When Kevin was looking to me as his main example of a person of faith, it freaked me out. I was his top priority, so he thought he should be mine. This began some of our earliest and, at times, most heated debates about faith, religion, and priorities. I wanted then and now for God to come first before everyone and everything else in my life. By the way, that's part of my definition of "a spiritual diva," which is how I'm known in certain circles.
I knew Kevin would (and does) need a direct relationship with the Lord in order to return to the Catholic faith in which he was raised. Being close friends, then later dating me, was only going to make it more apparent that, though genuinely striving to discern and do God’s Will, I’m always falling short of the mark.

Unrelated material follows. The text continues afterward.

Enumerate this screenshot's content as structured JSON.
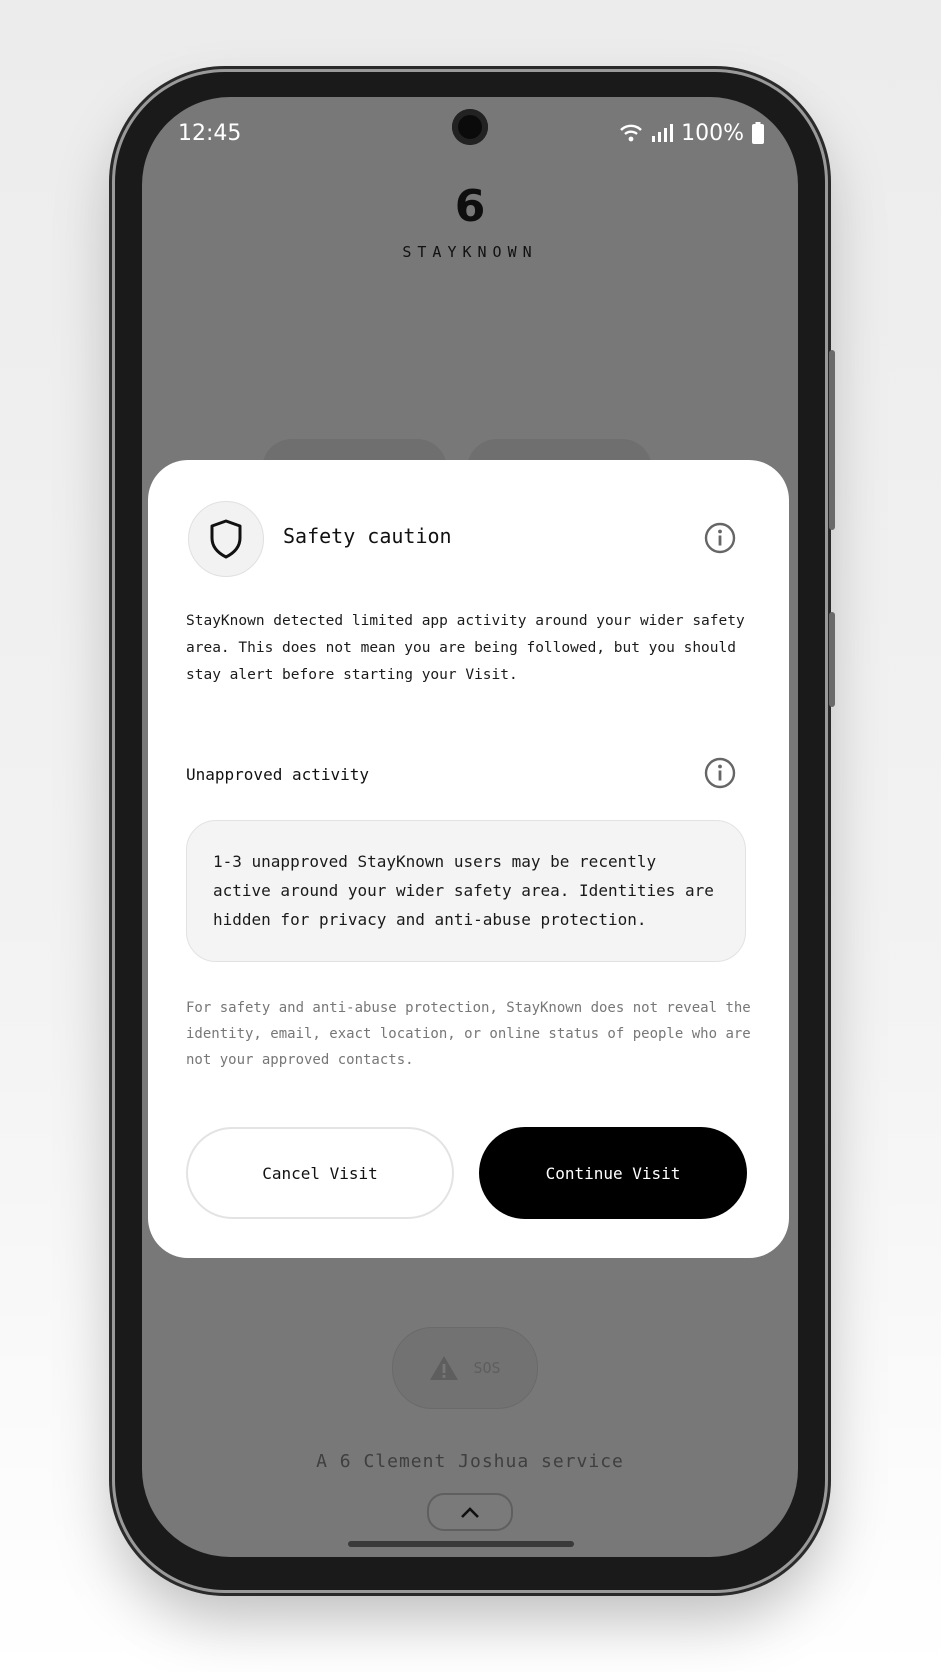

And that, in essence, is why I am the best reason I know for having a personal relationship with God.
Questions to Consider: Who or what is my measure of genuine love, kindness, generosity, charity, and selflessness? Am I inspired or discouraged by what I am observing from my role model? Are my thoughts and actions pointing to God as being the infinite Source of Love, Truth, Beauty, peace, and wisdom or are they calling more attention to me?